Renewal Project organizers want Trump to help mobilize an evangelical army to sway the vote against Clinton, who is leading Trump nationally by 7.5 points, according to the rolling average of polling compiled by RealClearPolitics.com.
“Trump cannot make the same mistake that Romney did in 2012: talking to evangelical national heads through conference calls and national meetings, thinking that that will trickle down to evangelical and pro-life Catholic Christians,” Lane said. “Those type of calls are necessary, but they don’t produce a ground game.”
Trump’s personal résumé doesn’t seem tailored for this audience: He’s on his third marriage, doesn’t regularly attend church, has demonstrated a lack of familiarity with Bible passages, said last summer during a question-and-answer session at another Christian forum that he has never asked God for forgiveness, and has changed his stances on abortion issues several times.
But he was given rave reviews for his speech to about 1,000 evangelical conservatives at a closed-door meeting in June in New York organized by United in Purpose. One of his biggest applause lines came when he said “we’re going to be saying ‘Merry Christmas’ again” instead of the secular “happy holidays” greeting, attendees said.
Pew polling released in July shows white evangelical Protestants say Trump would be stronger than Clinton on gun policy, defending against terrorist attacks, improving the economy, and selecting Supreme Court justices, and better reflects their views on abortion and many other matters.

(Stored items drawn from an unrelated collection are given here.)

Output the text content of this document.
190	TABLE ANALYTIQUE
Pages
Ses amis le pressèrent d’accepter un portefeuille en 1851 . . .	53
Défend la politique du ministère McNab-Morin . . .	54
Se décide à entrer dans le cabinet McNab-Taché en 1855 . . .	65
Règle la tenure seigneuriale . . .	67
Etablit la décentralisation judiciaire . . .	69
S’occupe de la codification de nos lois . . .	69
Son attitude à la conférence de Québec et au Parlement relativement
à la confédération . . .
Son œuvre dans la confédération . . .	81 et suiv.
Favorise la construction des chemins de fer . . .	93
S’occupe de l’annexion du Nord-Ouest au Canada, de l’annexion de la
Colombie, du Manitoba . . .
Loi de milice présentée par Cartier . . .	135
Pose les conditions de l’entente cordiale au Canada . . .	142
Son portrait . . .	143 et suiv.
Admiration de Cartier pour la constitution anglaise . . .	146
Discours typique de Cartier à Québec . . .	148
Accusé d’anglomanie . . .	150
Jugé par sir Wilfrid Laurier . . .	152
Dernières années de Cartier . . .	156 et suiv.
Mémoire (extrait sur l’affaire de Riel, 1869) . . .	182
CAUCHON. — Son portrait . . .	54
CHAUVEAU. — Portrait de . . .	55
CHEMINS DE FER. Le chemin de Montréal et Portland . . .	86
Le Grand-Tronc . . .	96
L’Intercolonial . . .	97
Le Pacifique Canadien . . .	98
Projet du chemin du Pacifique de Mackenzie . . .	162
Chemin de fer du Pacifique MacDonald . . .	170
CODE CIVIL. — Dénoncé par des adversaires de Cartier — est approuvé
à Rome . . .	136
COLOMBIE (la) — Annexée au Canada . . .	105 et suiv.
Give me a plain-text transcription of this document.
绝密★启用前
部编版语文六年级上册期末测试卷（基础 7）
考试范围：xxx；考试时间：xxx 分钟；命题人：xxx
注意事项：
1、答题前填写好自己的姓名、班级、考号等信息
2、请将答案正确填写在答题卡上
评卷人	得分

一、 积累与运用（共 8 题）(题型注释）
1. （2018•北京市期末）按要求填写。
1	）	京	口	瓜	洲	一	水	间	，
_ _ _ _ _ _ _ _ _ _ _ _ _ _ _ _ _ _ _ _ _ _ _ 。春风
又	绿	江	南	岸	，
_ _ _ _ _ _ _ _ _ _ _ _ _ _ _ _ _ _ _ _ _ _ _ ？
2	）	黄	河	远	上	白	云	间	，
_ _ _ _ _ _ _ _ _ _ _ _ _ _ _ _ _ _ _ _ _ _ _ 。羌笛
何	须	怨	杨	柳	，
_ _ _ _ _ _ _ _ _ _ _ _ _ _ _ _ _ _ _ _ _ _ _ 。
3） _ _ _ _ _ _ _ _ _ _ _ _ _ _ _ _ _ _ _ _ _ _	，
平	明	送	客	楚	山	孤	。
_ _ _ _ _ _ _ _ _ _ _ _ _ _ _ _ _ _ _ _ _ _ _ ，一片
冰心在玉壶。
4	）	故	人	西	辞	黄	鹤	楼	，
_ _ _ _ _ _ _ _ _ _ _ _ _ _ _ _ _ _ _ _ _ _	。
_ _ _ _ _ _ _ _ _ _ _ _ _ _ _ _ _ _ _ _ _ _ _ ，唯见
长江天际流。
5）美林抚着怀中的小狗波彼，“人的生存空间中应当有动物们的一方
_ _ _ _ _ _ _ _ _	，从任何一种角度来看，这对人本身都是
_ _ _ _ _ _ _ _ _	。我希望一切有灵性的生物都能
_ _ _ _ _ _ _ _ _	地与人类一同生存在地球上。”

Trump joins one other special guest at Pastors and Pews: Rubio. When it was announced last week that Rubio will speak on Friday morning to the group, the news quickly caused tension with gay-rights activists.
Rubio for months had flatly denied any intention of seeking re-election to his Senate seat but changed his mind about a week after the June 12 terrorist attack at a gay nightclub in Orlando, saying the massacre of 49 people “deeply impacted” him.
Rubio tried to tamp down concerns about the divisive American Renewal Project agenda, telling the Tampa Bay Times the Pastors and Pews event is simply a gathering of local faith leaders. “Leave it to the media and liberal activists to label a gathering of faith leaders as an anti-LGBT event,” he said. “It is nothing of the sort. It is a celebration of faith.”
For his part, the Orlando shooting prompted Trump to promise to protect gay people better than Clinton would as president. “Clinton wants to allow radical Islamic terrorists to pour into our country—they enslave women, and murder gays. I don’t want them in our country,” Trump said after the shooting.